Il concetto di equo rimanda, in senso unitario, a quello di “equilibrio”(8), di “armonia”(9), e, appunto, di “cosmo”(10). E il “meraviglioso insieme” di cui sopra rimane tale – può essere percepito e valutato in questi termini – anche in presenza di sofferenza e dolore(11), che sono, per qualunque ambito della manifestazione, elementi intrinseci alla vita, così come, del resto, il piacere e la gioia (su questo terreno, in relazione alla critica dell’ideologia consolatoria falsificante la realtà, Nietzsche ha scritto pagine di fuoco(12)). Sta di fatto che ogni complesso strutturato e vario di organismi viventi non-umani offre alla contemplazione non proiettiva un’immagine di bellezza cosmica, cioè di armonia profonda in perpetuo divenire-equilibrio(13). Dove ogni forma che nasce e muore si integra in modo organico alle altre, nessuna impone su tutte la propria tirannia, né, tanto meno, tende a distruggere l’oikos, la casa comune, e/o a sostitituirla con un suo simulacro fantasmatico. L’animale umano, viceversa – in modo specialissimo la “razza padrona” dell’uomo pallido negli ultimi cinque secoli –, è proprio questo che fa in virtù del suo cervello prodigioso e tremendo e di una volontà di potenza che ha ormai come suo fine esplicito quello di non averne.

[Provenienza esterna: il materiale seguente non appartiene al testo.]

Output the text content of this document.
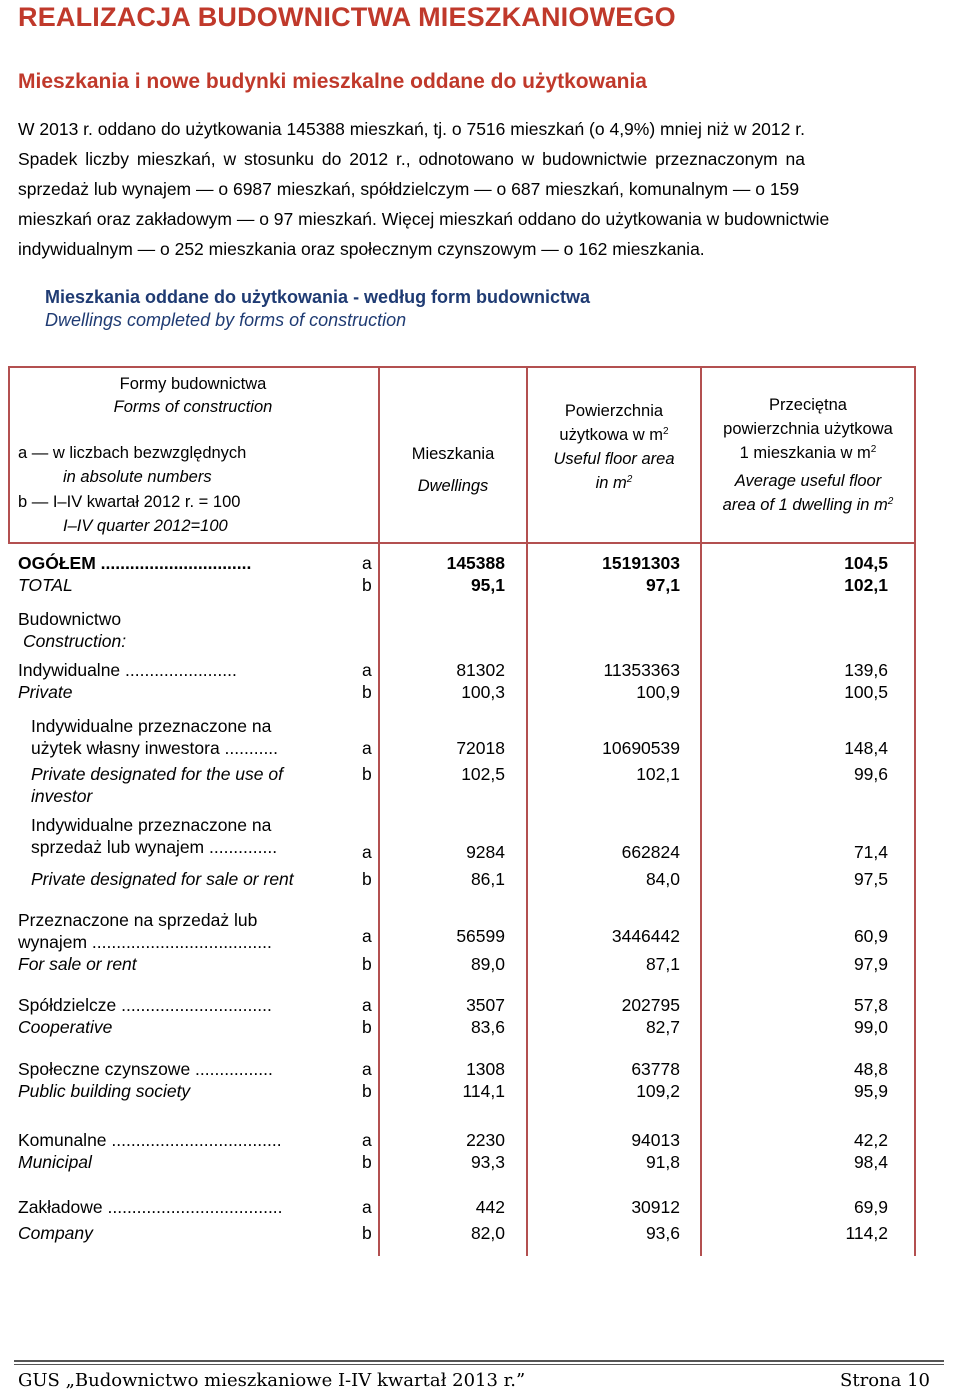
REALIZACJA BUDOWNICTWA MIESZKANIOWEGO
Mieszkania i nowe budynki mieszkalne oddane do użytkowania
W 2013 r. oddano do użytkowania 145388 mieszkań, tj. o 7516 mieszkań (o 4,9%) mniej niż w 2012 r.
Spadek liczby mieszkań, w stosunku do 2012 r., odnotowano w budownictwie przeznaczonym na
sprzedaż lub wynajem — o 6987 mieszkań, spółdzielczym — o 687 mieszkań, komunalnym — o 159
mieszkań oraz zakładowym — o 97 mieszkań. Więcej mieszkań oddano do użytkowania w budownictwie
indywidualnym — o 252 mieszkania oraz społecznym czynszowym — o 162 mieszkania.
Mieszkania oddane do użytkowania - według form budownictwa
Dwellings completed by forms of construction
Formy budownictwa
Forms of construction
a — w liczbach bezwzględnych
in absolute numbers
b — I–IV kwartał 2012 r. = 100
I–IV quarter 2012=100
Mieszkania
Dwellings
Powierzchnia
użytkowa w $m^2$
Useful floor area
in $m^2$
Przeciętna
powierzchnia użytkowa
1 mieszkania w $m^2$
Average useful floor
area of 1 dwelling in $m^2$
OGÓŁEM ...............................	a	145388	15191303	104,5
TOTAL	b	95,1	97,1	102,1
Budownictwo
Construction:
Indywidualne .......................	a	81302	11353363	139,6
Private	b	100,3	100,9	100,5
Indywidualne przeznaczone na
użytek własny inwestora ...........	a	72018	10690539	148,4
Private designated for the use of
investor
b	102,5	102,1	99,6
Indywidualne przeznaczone na
sprzedaż lub wynajem ..............	a	9284	662824	71,4
Private designated for sale or rent	b	86,1	84,0	97,5
Przeznaczone na sprzedaż lub
wynajem .....................................	a	56599	3446442	60,9
For sale or rent	b	89,0	87,1	97,9
Spółdzielcze ...............................	a	3507	202795	57,8
Cooperative	b	83,6	82,7	99,0
Społeczne czynszowe ................	a	1308	63778	48,8
Public building society	b	114,1	109,2	95,9
Komunalne ...................................	a	2230	94013	42,2
Municipal	b	93,3	91,8	98,4
Zakładowe ....................................	a	442	30912	69,9
Company	b	82,0	93,6	114,2
GUS „Budownictwo mieszkaniowe I-IV kwartał 2013 r.”	Strona 10
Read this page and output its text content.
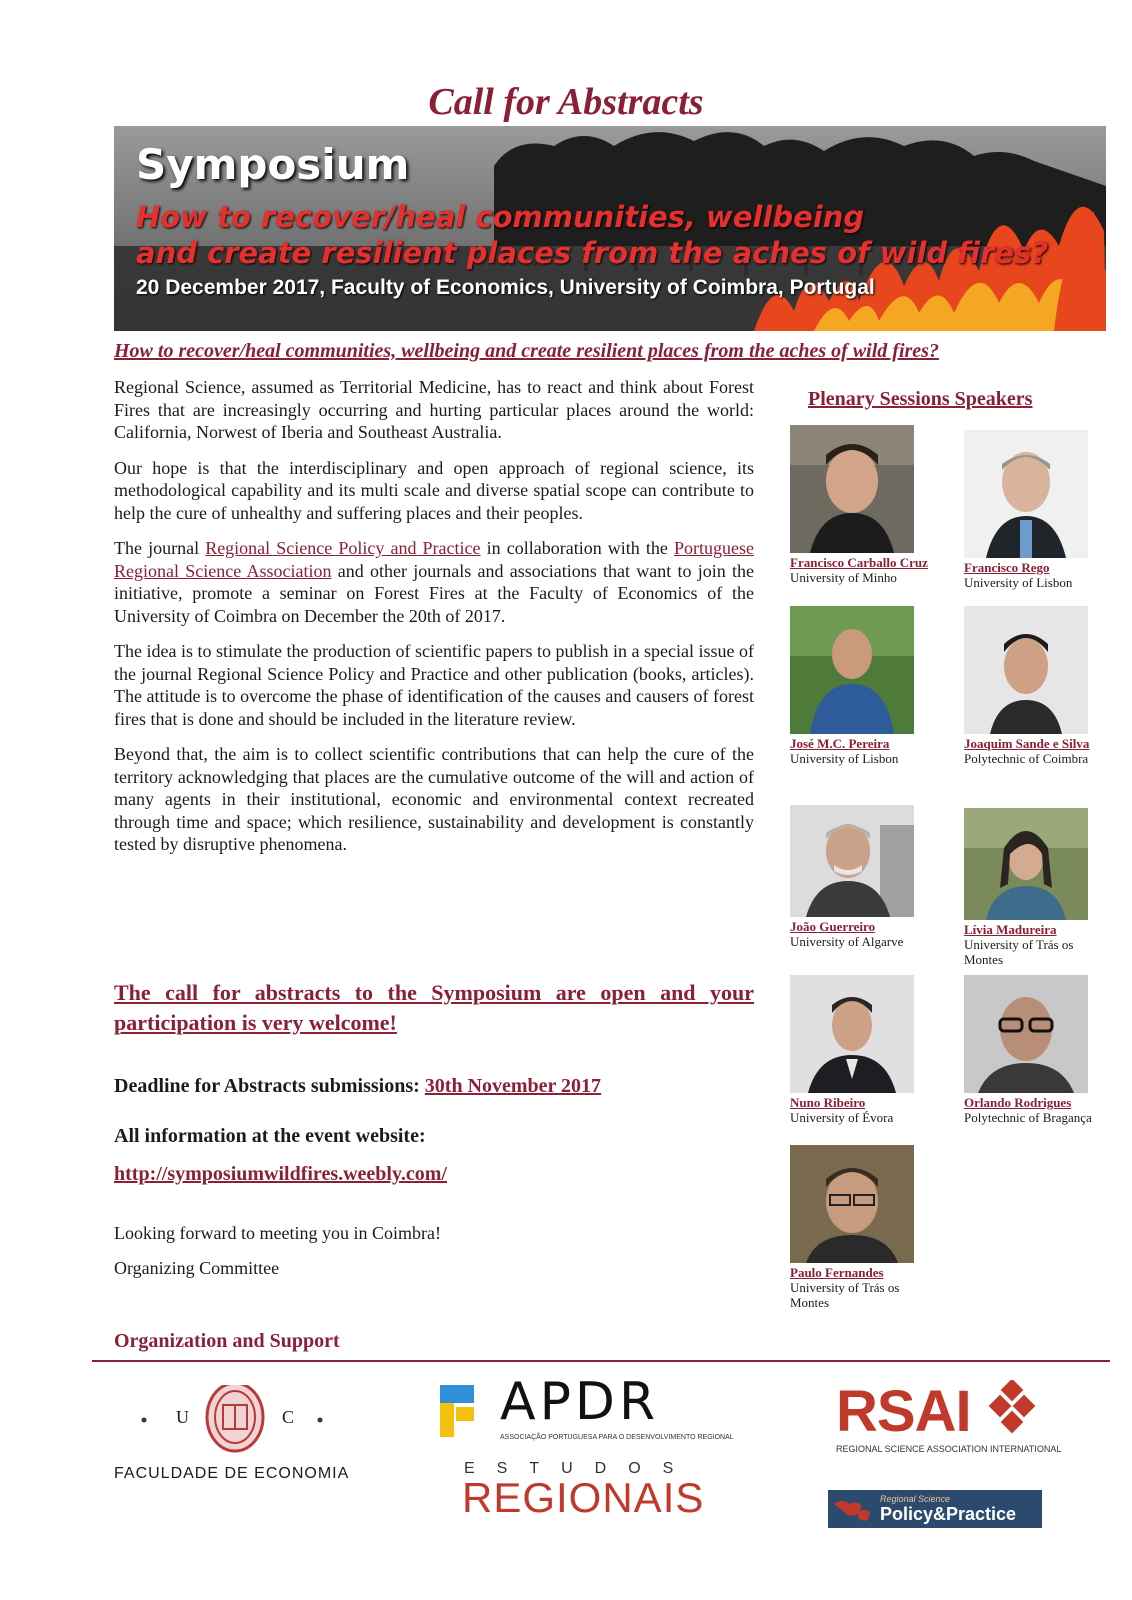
Call for Abstracts
Symposium
How to recover/heal communities, wellbeing
and create resilient places from the aches of wild fires?
20 December 2017, Faculty of Economics, University of Coimbra, Portugal
How to recover/heal communities, wellbeing and create resilient places from the aches of wild fires?

Regional Science, assumed as Territorial Medicine, has to react and think about Forest Fires that are increasingly occurring and hurting particular places around the world: California, Norwest of Iberia and Southeast Australia.

Our hope is that the interdisciplinary and open approach of regional science, its methodological capability and its multi scale and diverse spatial scope can contribute to help the cure of unhealthy and suffering places and their peoples.

The journal Regional Science Policy and Practice in collaboration with the Portuguese Regional Science Association and other journals and associations that want to join the initiative, promote a seminar on Forest Fires at the Faculty of Economics of the University of Coimbra on December the 20th of 2017.

The idea is to stimulate the production of scientific papers to publish in a special issue of the journal Regional Science Policy and Practice and other publication (books, articles). The attitude is to overcome the phase of identification of the causes and causers of forest fires that is done and should be included in the literature review.

Beyond that, the aim is to collect scientific contributions that can help the cure of the territory acknowledging that places are the cumulative outcome of the will and action of many agents in their institutional, economic and environmental context recreated through time and space; which resilience, sustainability and development is constantly tested by disruptive phenomena.

The call for abstracts to the Symposium are open and your participation is very welcome!
Deadline for Abstracts submissions: 30th November 2017
All information at the event website:
http://symposiumwildfires.weebly.com/
Looking forward to meeting you in Coimbra!
Organizing Committee
Plenary Sessions Speakers
Francisco Carballo Cruz
University of Minho
Francisco Rego
University of Lisbon
José M.C. Pereira
University of Lisbon
Joaquim Sande e Silva
Polytechnic of Coimbra
João Guerreiro
University of Algarve
Lívia Madureira
University of Trás os Montes
Nuno Ribeiro
University of Évora
Orlando Rodrigues
Polytechnic of Bragança
Paulo Fernandes
University of Trás os Montes
Organization and Support
U	C
FACULDADE DE ECONOMIA
APDR
ASSOCIAÇÃO PORTUGUESA PARA O DESENVOLVIMENTO REGIONAL
ESTUDOS
REGIONAIS
RSAI
REGIONAL SCIENCE ASSOCIATION INTERNATIONAL
Regional Science
Policy&Practice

Le ideologie del “sol dell’avvenire” si sono dissolte come ectoplasmi e proprio quelle che hanno fornito il supporto e la giustificazione allo “sviluppo” e al “progresso” risultano sempre più al servizio della macchina divorante, ormai senza freno, mondo, bios, uomini, animali, natura. Adorno, anche lui accusato d’essere “reazionario”, “nostalgico”, vedeva-denunciava la ratio dell’illuminismo trasformarsi nel mostro che avrebbe portato alla reificazione definitiva delle anime e dei corpi: da mezzo grandioso di liberazione ad ancella prima, “scientifica”, della tirannia e dello status quo. Questo processo è oggi talmente approfondito e generalizzato che sembra persino folle poterlo mettere in discussione al di là del chiacchiere, perché tutti ci troviamo dentro l’ingranaggio, chiusi nella cupola di piombo… macinati, lavorati, plasmati… Così, non è illogico che  provengano in gran parte da ambiti “tradizionali”, capaci, nel loro immobilismo, di mantenere un freno e una sorta di barriera alla corsa disastrosa, spunti critici utili a fare qualche minima breccia. Il tirannoantropo ora si contempla con orrore e vede in sé, invece del dio in terra “laico” ed  “emancipatore”, un disgraziato, un poveraccio delirante, malatissimo, servo volontario e devastatore il cui telos è la pura astrazione, il nulla(14). Ma, piuttosto che invertire la rotta catastrofica, produce nuova falsa coscienza. Non gli servirà a niente.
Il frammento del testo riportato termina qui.